The system is built around txtai, a lightweight semantic search library that wraps sentence-transformers and a vector index. Documents are embedded into a dense vector space at indexing time. At query time, the user's input is embedded into the same space and the nearest neighbours are retrieved by cosine similarity.

To improve retrieval precision, a hybrid scoring strategy blends vector similarity with BM25 — a classic keyword-frequency algorithm.
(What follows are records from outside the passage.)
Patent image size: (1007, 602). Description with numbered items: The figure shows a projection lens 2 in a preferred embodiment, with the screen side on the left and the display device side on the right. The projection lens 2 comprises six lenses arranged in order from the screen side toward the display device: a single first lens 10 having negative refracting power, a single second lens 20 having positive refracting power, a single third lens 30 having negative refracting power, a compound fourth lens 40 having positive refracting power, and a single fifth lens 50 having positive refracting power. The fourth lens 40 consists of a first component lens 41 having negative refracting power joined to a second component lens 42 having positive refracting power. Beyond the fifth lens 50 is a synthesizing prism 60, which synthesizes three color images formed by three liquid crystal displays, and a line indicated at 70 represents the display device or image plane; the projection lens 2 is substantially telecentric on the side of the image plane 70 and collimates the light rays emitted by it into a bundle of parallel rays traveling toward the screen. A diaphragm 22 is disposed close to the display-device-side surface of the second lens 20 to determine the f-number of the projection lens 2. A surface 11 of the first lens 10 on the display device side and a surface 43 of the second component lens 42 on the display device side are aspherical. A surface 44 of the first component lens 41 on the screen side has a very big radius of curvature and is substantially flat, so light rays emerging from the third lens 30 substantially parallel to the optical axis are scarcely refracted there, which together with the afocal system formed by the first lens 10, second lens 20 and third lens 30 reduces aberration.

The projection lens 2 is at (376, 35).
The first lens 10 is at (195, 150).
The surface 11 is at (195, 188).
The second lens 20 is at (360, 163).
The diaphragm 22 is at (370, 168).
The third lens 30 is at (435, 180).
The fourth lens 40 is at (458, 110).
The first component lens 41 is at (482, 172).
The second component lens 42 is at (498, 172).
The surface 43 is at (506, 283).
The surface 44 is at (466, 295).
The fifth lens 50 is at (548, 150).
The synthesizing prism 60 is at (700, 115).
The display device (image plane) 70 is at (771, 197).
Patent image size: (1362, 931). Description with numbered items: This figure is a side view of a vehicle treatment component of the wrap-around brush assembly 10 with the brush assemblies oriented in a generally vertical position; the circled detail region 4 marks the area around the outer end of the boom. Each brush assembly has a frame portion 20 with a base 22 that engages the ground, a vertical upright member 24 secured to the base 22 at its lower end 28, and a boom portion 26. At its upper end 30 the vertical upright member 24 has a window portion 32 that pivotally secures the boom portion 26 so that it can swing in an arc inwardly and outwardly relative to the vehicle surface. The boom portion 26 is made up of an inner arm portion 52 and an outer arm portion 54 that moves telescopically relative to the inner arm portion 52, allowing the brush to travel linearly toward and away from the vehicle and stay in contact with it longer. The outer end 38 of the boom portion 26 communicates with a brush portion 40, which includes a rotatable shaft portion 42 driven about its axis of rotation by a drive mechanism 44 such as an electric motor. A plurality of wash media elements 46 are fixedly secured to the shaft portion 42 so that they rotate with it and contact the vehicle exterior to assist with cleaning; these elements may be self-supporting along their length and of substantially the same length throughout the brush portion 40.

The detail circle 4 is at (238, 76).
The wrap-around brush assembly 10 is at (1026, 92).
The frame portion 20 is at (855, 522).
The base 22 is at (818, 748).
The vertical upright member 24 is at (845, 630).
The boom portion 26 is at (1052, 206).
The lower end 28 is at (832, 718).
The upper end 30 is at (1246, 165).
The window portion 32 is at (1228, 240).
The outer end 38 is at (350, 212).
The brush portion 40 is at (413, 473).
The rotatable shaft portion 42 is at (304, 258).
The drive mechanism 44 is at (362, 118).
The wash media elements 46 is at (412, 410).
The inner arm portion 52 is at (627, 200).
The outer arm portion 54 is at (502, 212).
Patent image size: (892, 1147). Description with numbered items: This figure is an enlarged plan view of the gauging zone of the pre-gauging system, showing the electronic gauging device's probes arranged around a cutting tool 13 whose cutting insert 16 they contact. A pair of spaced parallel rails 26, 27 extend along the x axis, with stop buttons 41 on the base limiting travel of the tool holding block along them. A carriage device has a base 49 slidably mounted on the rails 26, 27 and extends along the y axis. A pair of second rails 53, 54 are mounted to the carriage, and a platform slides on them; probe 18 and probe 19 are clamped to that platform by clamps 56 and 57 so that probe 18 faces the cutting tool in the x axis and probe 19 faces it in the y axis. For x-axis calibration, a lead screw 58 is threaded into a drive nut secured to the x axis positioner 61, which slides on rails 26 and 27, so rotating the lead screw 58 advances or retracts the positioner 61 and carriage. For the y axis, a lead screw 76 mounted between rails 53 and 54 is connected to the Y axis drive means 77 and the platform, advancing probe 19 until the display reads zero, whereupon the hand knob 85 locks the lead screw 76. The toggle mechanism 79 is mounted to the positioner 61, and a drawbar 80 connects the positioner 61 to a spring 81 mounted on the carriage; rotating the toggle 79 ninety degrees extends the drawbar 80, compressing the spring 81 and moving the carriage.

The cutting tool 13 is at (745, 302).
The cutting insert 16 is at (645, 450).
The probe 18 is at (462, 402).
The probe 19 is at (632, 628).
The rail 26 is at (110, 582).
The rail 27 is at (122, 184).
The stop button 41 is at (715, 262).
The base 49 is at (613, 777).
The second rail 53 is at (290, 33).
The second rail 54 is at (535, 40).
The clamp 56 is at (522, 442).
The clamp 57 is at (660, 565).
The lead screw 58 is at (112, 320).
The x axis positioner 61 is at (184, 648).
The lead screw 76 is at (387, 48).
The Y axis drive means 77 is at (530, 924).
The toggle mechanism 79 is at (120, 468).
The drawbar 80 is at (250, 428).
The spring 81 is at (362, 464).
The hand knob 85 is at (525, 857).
This means the engine performs well on both conceptual queries ("explain gradient descent") and specific lookup queries ("what is the Adam optimizer's default learning rate").

The RAG mode takes retrieved passages and feeds them into a generative model to produce a grounded, coherent answer — rather than forcing the user to read raw document chunks.

Domain filtering is a first-class feature: queries can be scoped to a specific subdomain of the index, preventing irrelevant results from bleeding in across topic boundaries.

Architecture

backend/
  src/
    client.py         ← CLI entrypoint (search / answer / summarise)
    retriever.py      ← Hybrid BM25 + vector retrieval
    rag.py            ← Retrieval-augmented answer generation
    domain_filter.py  ← Per-domain index scoping
    indexer.py        ← Document ingestion and embedding pipeline
  test/               ← 71 tests, 89% coverage
embeddings/           ← Pre-built txtai index (persisted to disk)
final_data.csv        ← Source dataset

The pipeline is intentionally modular — the retriever, RAG layer, and domain filter are independent components that can be swapped or extended without touching each other.

Current Status

The core retrieval and RAG pipeline is fully implemented and tested. What remains:

Multi-domain orchestration (routing queries across dynamically loaded domain indices)
A web interface to replace the current CLI
Evaluation against standard IR benchmarks (BEIR / TREC)
Dissertation write-up and formal evaluation

This project is expected to be completed and submitted as part of my final year dissertation.

Learnings

Building a search engine reveals how much nuance lives inside the word "relevance." Vector similarity is powerful but not infallible — it can surface semantically adjacent documents that are contextually wrong. Hybrid retrieval is a significant improvement, but tuning the blend between dense and sparse scores is non-trivial. The 89% test coverage was essential: retrieval bugs are subtle and often only surface on edge-case queries, not happy-path inputs.